Отец мой ни разу не был в Бухаресте. Брат Георге уехал из дому один. Как он тогда выглядел, я не представляю. Я был совсем маленький, когда он от нас уехал. И очень смутно это помню. А теперь у него нет времени даже летом, в каникулы, заглянуть домой. Вечно он должен ехать куда-нибудь в имение на заработки, в самые дальние концы страны. Кажется, из него уже получился неплохой механик.
Учитель Попеску-Брагадиру всем и всюду рассказывает о моем брате. Доходят рассказы и до попа. Ведь Томицэ Бульбук – завсегдатай кабаков, которые он посещает поочередно. Войдет, повесит рясу со шляпой на гвоздик и говорит:
– Повиси, будь умницей, отец Бульбук, а то Томицэ, бедняге, гульнуть охота…

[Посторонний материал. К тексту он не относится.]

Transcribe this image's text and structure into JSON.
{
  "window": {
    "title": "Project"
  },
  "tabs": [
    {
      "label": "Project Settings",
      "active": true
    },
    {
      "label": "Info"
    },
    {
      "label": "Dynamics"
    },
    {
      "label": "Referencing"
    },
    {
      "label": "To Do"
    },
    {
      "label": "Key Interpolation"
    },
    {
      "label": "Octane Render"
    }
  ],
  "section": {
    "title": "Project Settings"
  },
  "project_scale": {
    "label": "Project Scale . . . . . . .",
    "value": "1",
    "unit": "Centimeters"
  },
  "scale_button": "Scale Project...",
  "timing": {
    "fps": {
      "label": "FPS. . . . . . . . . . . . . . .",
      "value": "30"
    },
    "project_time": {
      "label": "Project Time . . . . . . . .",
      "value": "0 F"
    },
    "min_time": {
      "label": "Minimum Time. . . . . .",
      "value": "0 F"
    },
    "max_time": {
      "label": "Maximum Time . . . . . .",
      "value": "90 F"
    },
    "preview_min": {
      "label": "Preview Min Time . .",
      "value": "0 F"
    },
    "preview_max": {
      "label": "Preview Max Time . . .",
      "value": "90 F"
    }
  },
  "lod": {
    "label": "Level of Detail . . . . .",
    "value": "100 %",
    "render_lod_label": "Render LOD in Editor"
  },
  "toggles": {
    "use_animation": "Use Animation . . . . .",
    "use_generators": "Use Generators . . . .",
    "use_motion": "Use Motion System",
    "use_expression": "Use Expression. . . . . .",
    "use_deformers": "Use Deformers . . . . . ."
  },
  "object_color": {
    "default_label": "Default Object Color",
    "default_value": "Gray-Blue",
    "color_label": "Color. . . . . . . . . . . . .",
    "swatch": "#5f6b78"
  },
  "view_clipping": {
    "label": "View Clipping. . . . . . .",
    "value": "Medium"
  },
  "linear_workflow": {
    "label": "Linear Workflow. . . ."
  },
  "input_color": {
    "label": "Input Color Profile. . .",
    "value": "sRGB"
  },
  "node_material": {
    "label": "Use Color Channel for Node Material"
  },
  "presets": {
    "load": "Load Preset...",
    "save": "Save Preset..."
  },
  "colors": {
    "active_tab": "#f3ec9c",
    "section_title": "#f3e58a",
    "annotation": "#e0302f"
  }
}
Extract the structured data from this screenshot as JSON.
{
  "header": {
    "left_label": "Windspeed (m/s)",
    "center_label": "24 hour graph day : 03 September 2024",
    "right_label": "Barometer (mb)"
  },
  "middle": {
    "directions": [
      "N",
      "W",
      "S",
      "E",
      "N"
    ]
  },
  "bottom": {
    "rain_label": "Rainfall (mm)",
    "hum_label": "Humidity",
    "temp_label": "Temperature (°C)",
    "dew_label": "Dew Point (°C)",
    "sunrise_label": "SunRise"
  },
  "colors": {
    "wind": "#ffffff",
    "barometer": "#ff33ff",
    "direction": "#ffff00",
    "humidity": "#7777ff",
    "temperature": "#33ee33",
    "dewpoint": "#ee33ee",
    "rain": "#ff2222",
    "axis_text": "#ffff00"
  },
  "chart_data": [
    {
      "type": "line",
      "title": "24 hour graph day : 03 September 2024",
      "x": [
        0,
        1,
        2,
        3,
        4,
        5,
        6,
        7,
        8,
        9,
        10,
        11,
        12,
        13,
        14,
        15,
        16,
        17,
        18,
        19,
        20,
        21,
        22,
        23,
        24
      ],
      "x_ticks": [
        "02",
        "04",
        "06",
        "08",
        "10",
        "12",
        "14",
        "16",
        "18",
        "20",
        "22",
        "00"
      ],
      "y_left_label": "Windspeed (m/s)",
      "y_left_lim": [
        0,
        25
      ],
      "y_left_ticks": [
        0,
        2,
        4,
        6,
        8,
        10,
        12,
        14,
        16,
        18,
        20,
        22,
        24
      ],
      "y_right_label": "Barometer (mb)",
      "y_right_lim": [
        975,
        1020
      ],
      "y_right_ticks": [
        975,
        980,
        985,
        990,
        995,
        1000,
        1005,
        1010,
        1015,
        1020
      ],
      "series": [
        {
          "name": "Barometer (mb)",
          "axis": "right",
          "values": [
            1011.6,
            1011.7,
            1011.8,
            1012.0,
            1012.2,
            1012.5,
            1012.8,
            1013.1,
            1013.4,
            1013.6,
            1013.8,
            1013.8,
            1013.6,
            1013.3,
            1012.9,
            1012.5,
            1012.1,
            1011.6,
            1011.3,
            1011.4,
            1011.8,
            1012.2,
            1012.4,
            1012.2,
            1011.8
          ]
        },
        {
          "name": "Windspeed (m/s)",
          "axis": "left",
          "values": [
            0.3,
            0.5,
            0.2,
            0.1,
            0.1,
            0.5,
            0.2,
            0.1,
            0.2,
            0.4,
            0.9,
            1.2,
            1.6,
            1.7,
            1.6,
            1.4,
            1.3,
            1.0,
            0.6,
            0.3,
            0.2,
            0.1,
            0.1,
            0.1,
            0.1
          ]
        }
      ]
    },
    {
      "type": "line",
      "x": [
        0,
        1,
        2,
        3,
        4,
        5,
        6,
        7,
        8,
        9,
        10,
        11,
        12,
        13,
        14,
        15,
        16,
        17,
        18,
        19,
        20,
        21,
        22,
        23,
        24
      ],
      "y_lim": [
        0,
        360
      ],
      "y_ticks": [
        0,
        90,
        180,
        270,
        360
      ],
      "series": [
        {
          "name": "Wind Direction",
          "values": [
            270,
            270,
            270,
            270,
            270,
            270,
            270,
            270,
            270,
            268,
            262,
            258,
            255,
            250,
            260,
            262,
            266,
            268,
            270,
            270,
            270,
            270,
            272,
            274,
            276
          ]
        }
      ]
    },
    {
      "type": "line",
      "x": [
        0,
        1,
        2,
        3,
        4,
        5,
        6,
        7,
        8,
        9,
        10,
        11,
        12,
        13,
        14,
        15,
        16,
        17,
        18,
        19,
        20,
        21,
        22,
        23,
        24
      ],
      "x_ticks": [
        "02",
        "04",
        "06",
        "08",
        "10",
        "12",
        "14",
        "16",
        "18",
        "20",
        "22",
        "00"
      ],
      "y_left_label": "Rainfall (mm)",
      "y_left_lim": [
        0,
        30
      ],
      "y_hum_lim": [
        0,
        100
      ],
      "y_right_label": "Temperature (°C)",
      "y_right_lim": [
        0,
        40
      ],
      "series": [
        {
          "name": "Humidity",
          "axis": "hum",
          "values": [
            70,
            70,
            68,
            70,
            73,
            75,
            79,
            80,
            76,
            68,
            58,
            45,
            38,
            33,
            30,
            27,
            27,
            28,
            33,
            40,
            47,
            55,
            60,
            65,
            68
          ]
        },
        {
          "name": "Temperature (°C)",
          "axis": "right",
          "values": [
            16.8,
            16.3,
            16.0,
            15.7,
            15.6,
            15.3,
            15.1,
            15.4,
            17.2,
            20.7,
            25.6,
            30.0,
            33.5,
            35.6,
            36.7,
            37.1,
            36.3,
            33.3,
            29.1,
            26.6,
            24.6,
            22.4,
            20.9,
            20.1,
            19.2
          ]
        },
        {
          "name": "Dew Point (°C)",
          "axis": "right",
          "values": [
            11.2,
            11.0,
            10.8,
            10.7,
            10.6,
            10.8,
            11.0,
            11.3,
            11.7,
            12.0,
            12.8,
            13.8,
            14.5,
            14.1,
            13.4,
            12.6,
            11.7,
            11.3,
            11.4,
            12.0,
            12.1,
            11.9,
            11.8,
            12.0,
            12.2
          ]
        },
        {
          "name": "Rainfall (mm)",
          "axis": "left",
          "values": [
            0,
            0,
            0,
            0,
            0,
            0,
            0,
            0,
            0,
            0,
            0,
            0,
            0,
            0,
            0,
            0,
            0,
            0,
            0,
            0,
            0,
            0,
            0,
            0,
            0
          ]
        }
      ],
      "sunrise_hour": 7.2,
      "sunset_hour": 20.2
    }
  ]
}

Ряса послушно висит на гвозде, шляпа тоже проявляет благоразумие. А Томицэ, сбросив покровы святости, предается самым что ни на есть земным утехам… Любая весть о моем брате, доходящая до села, иссушает поповскую душу. И пусть… Бессильный помешать Георге в учебе, поп пытается отравить жизнь нам. Обходит наш дом своим благословением… Нашел наказание!..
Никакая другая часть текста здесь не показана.